According to Jasmine Kabatay at CBC News, about 140,000 burned quinoa seeds were discovered in Brantford, Ontario, in 2010 as archaeologists were conducting a routine survey at a construction site. At first, nothing unusual was found during the dig. But when the research team began analyzing sediment from a pit at the site, they began picking out the unusual quinoa seeds.
“It’s the first time I've been close to being shocked in 45 years of research, and I would say more delighted and surprised than shocked, but it was one of those ‘O-M-G’ moments that one gets when they're doing research,” says Gary Crawford, an archaeologist at the University of Toronto Mississauga and co-author of a paper on the find in the journal American Antiquity.

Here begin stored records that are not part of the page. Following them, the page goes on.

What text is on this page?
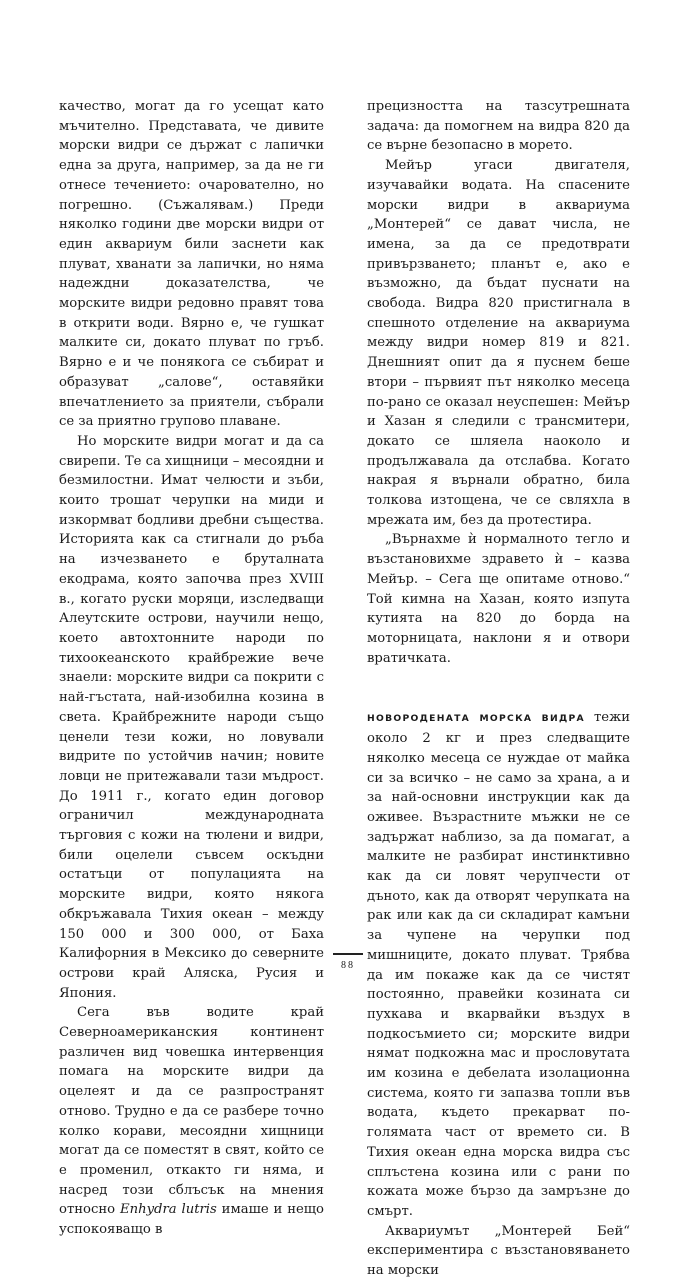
качество, могат да го усещат като мъчително. Представата, че дивите морски видри се държат с лапички една за друга, например, за да не ги отнесе течението: очарователно, но погрешно. (Съжалявам.) Преди няколко години две морски видри от един аквариум били заснети как плуват, хванати за лапички, но няма надеждни доказателства, че морските видри редовно правят това в открити води. Вярно е, че гушкат малките си, докато плуват по гръб. Вярно е и че понякога се събират и образуват „салове“, оставяйки впечатлението за приятели, събрали се за приятно групово плаване.

Но морските видри могат и да са свирепи. Те са хищници – месоядни и безмилостни. Имат челюсти и зъби, които трошат черупки на миди и изкормват бодливи дребни същества. Историята как са стигнали до ръба на изчезването е бруталната екодрама, която започва през XVIII в., когато руски моряци, изследващи Алеутските острови, научили нещо, което автохтонните народи по тихоокеанското крайбрежие вече знаели: морските видри са покрити с най-гъстата, най-изобилна козина в света. Крайбрежните народи също ценели тези кожи, но ловували видрите по устойчив начин; новите ловци не притежавали тази мъдрост. До 1911 г., когато един договор ограничил международната търговия с кожи на тюлени и видри, били оцелели съвсем оскъдни остатъци от популацията на морските видри, която някога обкръжавала Тихия океан – между 150 000 и 300 000, от Баха Калифорния в Мексико до северните острови край Аляска, Русия и Япония.

Сега във водите край Северноамериканския континент различен вид човешка интервенция помага на морските видри да оцелеят и да се разпространят отново. Трудно е да се разбере точно колко корави, месоядни хищници могат да се поместят в свят, който се е променил, откакто ги няма, и насред този сблъсък на мнения относно Enhydra lutris имаше и нещо успокояващо в

прецизността на тазсутрешната задача: да помогнем на видра 820 да се върне безопасно в морето.

Мейър угаси двигателя, изучавайки водата. На спасените морски видри в аквариума „Монтерей“ се дават числа, не имена, за да се предотврати привързването; планът е, ако е възможно, да бъдат пуснати на свобода. Видра 820 пристигнала в спешното отделение на аквариума между видри номер 819 и 821. Днешният опит да я пуснем беше втори – първият път няколко месеца по-рано се оказал неуспешен: Мейър и Хазан я следили с трансмитери, докато се шляела наоколо и продължавала да отслабва. Когато накрая я върнали обратно, била толкова изтощена, че се свляхла в мрежата им, без да протестира.

„Върнахме ѝ нормалното тегло и възстановихме здравето ѝ – казва Мейър. – Сега ще опитаме отново.“ Той кимна на Хазан, която изпута кутията на 820 до борда на моторницата, наклони я и отвори вратичката.

НОВОРОДЕНАТА МОРСКА ВИДРА тежи около 2 кг и през следващите няколко месеца се нуждае от майка си за всичко – не само за храна, а и за най-основни инструкции как да оживее. Възрастните мъжки не се задържат наблизо, за да помагат, а малките не разбират инстинктивно как да си ловят черупчести от дъното, как да отворят черупката на рак или как да си складират камъни за чупене на черупки под мишниците, докато плуват. Трябва да им покаже как да се чистят постоянно, правейки козината си пухкава и вкарвайки въздух в подкосъмието си; морските видри нямат подкожна мас и прословутата им козина е дебелата изолационна система, която ги запазва топли във водата, където прекарват по-голямата част от времето си. В Тихия океан една морска видра със сплъстена козина или с рани по кожата може бързо да замръзне до смърт.

Аквариумът „Монтерей Бей“ експериментира с възстановяването на морски

88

The co-authors posit two possibilities for how the quinoa made it north of the border: that tribes in the eastern U.S. followed trade routes up to Canada or that the grain itself was cultivated in southern Ontario in low levels, though the latter theory is more speculation and no evidence exists that the crop was actually grown in the area.
“This discovery raises more questions than it answers,” Ron Williamson of Archaeological Services Inc., which conducted the excavation says in a press release. “We had to consider whether the seeds were only traded here or grown locally. We also had to consider whether this was the beginning of agriculture in the province. It appears not, because we don’t see any evidence of local cultivation. If it were grown in the region, we would have expected to see seeds of the crop in other pits around the site, but they were confined to this specific pit. We also don’t see any sign of agricultural weeds or stone tools that may have been used for cultivation.”
The quinoa dates to about 900 B.C. and cultivated grains were not seen in the province again until 500 A.D., when corn appears. But it’s not completely surprising since the Woodland culture had an extensive trade network in which shark teeth from the coast, obsidian from Wyoming and copper from the Great Lakes was exchanged.
"Indigenous Canadians and Native Americans are and were sophisticated people, as sophisticated as anyone else in the world, and they were involved in fascinating kinds of things,” Crawford tells Kabatay at the CBC.
Another lingering question among the archaeologists is why the quinoa was found charred. According to the press release, the researchers speculate that the grain was accidentally burned when someone tried to lightly parch it, which prevents the seed from sprouting and preserves it. Some slight oxidation of the soil the seeds were found in caused by heat indicates that the seeds were burned inside the pit in which they were found.
The next step in the research is to take a look at seed collections around Ontario and to collect some of the weedy wild versions of quinoa that grow in the region today to see if they are feral ancestors of this ancient domestic crop.